The Great Garrick is not only about theatre people who pretend to be other people for a living, they glory in their own poses; Garrick himself is a man in love with his own theatricality, while the Comédie Française performers are role-players on top of role-players, posing in the film’s closest simulacrum to real life as genuine “characters” in a script by a major playwright that has somehow wandered off the stage and entered real life – or at least what passes for real life in this sort of film. The one character who is not an impostor (though even with her, one can’t be sure if her tall tale about fleeing an aristocratic father who wants her to marry someone she doesn’t love is supposed to be true, since it sounds like the sort of bad, clichéd drama the popular theatre of 1750 indulged in) is Georgette, and Olivia de Havilland plays her with an intense sincerity even though she becomes all too aware of the theatrical world she’s stumbled into, including its divided loyalties and elaborate games involving alternate identities.

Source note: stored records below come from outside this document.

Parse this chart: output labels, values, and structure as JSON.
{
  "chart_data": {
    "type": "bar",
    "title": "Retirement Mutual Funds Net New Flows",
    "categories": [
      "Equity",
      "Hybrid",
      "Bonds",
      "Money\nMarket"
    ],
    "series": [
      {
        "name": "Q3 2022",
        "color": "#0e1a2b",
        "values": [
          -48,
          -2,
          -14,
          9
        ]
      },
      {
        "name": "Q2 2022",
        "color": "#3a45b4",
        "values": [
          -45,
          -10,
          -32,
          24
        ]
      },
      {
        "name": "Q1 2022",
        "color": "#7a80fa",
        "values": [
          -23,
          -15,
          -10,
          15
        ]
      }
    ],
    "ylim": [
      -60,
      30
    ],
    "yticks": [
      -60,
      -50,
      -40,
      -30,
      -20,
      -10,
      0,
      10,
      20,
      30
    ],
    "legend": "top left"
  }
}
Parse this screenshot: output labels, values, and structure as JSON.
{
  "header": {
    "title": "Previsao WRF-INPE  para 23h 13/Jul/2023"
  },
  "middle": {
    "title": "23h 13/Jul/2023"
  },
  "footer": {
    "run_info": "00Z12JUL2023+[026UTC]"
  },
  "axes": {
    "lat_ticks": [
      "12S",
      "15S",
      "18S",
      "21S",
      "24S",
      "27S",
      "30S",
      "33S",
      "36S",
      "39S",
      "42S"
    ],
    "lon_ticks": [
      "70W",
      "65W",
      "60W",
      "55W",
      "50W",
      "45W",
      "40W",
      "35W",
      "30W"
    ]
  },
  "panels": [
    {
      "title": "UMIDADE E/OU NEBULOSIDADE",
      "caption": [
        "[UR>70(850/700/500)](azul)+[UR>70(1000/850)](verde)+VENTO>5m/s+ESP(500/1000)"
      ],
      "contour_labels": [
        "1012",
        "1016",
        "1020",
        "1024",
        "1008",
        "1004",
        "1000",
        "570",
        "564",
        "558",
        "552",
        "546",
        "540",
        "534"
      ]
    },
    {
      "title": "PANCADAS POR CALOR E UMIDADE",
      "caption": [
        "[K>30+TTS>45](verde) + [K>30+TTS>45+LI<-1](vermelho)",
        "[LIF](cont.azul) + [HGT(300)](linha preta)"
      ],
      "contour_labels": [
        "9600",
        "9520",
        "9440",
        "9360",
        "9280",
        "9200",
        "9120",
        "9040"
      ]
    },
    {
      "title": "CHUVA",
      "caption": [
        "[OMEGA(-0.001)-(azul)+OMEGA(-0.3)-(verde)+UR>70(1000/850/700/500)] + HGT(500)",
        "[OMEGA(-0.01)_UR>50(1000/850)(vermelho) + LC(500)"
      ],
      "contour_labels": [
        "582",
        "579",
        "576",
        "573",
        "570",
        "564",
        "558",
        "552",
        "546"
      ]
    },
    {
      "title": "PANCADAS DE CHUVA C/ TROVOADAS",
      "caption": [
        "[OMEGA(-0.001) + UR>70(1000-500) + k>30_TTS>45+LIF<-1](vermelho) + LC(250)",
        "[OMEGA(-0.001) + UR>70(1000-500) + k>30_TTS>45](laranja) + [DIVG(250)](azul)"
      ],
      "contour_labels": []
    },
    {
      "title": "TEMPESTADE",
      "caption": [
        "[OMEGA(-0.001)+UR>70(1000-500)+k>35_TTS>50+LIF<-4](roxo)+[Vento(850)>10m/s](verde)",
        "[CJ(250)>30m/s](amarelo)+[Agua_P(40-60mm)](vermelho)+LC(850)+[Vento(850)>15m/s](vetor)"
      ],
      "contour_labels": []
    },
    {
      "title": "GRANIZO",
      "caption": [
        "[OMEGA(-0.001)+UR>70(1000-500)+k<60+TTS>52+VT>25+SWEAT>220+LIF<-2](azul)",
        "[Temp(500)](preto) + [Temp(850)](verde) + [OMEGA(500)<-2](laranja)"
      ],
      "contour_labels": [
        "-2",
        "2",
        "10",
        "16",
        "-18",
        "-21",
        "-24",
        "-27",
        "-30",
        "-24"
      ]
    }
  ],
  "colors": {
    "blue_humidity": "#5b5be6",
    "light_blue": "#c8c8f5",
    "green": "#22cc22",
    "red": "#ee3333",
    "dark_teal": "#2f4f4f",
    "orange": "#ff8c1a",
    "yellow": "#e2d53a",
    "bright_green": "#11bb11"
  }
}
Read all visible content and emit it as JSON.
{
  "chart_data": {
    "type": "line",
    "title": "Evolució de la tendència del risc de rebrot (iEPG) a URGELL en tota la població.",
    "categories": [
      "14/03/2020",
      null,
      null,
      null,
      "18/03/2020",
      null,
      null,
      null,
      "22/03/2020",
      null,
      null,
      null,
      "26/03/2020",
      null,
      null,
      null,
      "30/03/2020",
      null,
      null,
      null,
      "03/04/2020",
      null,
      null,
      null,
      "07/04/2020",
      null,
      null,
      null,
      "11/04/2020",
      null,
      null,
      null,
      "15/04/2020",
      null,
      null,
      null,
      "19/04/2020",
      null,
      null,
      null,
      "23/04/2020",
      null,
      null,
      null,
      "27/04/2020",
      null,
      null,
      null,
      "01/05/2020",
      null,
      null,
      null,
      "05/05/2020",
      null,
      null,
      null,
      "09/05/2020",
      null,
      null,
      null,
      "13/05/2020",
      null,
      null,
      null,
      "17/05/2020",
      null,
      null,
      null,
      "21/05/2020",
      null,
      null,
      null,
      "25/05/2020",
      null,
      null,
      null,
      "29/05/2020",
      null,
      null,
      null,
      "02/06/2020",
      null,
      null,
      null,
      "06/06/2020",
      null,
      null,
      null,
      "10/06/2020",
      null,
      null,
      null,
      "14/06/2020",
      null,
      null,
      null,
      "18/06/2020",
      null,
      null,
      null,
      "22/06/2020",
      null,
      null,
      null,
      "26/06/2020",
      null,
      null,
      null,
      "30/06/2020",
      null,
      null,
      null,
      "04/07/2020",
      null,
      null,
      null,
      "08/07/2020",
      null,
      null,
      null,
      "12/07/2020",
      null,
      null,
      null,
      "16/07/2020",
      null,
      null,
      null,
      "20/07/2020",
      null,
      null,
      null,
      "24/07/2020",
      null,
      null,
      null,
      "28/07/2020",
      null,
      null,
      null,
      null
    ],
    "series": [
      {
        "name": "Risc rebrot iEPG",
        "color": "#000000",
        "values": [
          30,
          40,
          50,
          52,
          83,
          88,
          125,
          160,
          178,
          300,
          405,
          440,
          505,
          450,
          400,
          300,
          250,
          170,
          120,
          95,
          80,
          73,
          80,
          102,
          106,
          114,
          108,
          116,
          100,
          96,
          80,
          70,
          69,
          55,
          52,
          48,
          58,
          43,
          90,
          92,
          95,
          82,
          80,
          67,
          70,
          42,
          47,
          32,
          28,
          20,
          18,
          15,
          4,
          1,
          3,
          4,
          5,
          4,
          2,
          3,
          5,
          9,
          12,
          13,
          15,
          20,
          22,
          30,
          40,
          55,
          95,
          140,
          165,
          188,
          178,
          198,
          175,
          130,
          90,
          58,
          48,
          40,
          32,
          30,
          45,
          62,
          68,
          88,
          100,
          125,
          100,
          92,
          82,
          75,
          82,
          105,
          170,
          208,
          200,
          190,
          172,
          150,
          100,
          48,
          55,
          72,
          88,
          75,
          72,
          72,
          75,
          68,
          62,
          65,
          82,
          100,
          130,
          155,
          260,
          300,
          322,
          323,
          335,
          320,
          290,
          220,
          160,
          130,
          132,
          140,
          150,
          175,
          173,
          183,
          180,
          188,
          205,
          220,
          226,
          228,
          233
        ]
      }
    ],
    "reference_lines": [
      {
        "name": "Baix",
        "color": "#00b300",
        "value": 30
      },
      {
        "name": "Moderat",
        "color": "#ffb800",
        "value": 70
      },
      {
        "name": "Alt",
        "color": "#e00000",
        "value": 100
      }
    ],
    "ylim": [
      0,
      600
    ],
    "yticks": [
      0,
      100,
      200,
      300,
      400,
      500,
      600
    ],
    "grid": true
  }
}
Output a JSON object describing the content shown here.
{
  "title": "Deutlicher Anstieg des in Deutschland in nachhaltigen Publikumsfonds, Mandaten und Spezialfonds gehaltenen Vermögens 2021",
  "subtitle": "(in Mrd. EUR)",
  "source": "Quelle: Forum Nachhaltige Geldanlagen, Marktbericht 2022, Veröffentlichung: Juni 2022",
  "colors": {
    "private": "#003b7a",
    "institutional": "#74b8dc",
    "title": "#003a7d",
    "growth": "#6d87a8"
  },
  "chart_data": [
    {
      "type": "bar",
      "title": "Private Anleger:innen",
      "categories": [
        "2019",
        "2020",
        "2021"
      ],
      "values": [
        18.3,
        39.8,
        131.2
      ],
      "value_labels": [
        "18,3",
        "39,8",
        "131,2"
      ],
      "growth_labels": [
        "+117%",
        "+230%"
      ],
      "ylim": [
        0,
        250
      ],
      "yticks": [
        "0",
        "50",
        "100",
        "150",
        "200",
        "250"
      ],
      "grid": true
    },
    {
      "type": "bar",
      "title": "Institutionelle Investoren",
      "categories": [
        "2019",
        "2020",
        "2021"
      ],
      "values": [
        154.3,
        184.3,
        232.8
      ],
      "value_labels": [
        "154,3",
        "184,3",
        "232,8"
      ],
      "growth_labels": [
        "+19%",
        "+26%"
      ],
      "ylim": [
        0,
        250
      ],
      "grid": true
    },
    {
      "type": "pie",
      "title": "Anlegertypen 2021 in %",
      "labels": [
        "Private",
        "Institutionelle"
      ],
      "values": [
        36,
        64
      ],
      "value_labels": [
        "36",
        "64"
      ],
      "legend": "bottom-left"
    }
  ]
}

The Great Garrick is a thematically rich movie that’s also a delight start to finish – at least for the right audience, which is its main problem. When he got this one-film reprieve from the strictures of Charles R. Rogers’ Universal (where, among other things, he was working for Americans who had the usual homophobic ideas instead of Europeans who pretty much accepted Gay and Lesbian people as just a normal part of the theatrical world) he needed a blockbuster hit that would have enabled him to get out of Universal once and for all and write his ticket at any of the major studios. What he actually made was a connoisseur’s film, which then as now was going to delight a certain part of the movie audience but leave most people either uninterested or actively put off by the artifice of the story and pretensions of the characters. The Warner Archive DVD we were watching The Great Garrick on also included the film’s original trailer, and as with the trailer for the bizarre 1933 Al Jolson musical Hallelujah, I’m a Bum! I can readily imagine 1937 audiences watching that trailer, going, “What the hell was that?,” and deciding they could live their lives quite well without going to see the film it was advertising. A pity, since they missed a great movie and a real tribute both to James Whale’s (and Ernest Vajda’s) artistry and the over-the-top theatrical world that so inspired both of them.